Trade body the Association of Financial Mutuals (AFM) was among the respondents to the PRA’s proposals in May.
It told the regulator the extra audit work had added additional pressure on small firms already on a tight reporting timescale, claiming it had more than doubled many organisations’ audit costs without providing any clear benefit to readers of the SFCR.
In light of yesterday's announcement Martin Shaw, chief executive of the AFM, said: "We are grateful to PRA for exempting our members from this requirement, which gold-plated the Solvency II rules, and has not been adopted by any other European country.
"Members of a mutual already receive a copy of the report and accounts of their insurer, and this gives a strong account of how the business is run in their best interests.

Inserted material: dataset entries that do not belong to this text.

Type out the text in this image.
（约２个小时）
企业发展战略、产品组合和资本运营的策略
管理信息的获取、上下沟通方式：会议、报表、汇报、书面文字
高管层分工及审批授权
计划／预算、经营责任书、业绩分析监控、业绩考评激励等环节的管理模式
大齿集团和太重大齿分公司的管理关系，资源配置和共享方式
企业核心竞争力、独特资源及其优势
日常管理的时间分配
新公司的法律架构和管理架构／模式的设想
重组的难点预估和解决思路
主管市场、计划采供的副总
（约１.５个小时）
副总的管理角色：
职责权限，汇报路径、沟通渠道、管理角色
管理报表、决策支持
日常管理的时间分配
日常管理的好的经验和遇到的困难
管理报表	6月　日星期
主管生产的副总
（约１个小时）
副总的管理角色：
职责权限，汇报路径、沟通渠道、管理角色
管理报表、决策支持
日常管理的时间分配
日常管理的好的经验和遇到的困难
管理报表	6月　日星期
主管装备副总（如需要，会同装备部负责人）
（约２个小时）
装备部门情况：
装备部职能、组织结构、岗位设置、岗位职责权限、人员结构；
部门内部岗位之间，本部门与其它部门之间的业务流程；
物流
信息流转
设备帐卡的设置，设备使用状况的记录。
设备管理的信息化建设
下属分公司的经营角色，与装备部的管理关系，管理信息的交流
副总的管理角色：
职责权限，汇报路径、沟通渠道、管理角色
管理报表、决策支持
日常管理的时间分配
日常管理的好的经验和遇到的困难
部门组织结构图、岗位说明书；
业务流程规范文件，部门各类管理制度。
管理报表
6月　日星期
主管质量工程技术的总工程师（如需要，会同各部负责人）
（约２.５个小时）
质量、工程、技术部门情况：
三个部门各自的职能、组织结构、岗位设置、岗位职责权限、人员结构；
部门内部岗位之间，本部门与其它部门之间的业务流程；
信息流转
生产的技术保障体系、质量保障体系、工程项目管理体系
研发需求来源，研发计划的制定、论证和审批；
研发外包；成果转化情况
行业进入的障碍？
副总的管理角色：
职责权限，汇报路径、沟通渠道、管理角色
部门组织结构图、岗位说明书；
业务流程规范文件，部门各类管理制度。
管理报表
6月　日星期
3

"The SFCR is a technical document which has added up to £50,000 to audit costs, and which our evidence demonstrated, is only read by industry professionals."
The SFCR is the key public disclosure under the Solvency II directive which sets out regulatory requirements for insurance firms and groups, covering financial resources, governance and accountability, risk assessment and management.
However, concerns had previously been raised that requiring smaller firms to externally audit their public disclosure created unnecessary cost and work.
The regulator will define small firms based on their revenues and projected cashflow.
This was despite a number of respondents raising concern the definition was too complex and would lead to confusion over which firms it would apply to.
Peter Chadborn, director and adviser at Plan Money, said smaller insurers are vital in maintaining diversity in the insurance market and the choice to advisers and their clients.
He said: "Disproportionately expensive accounting cost have a detrimental effect on smaller insurers and so I am pleased to see that the PRA has recognised this and relaxed these obligations.
"Hopefully this means cost savings can be passed on to policy holders, which in turn gives these insurers a competitive edge."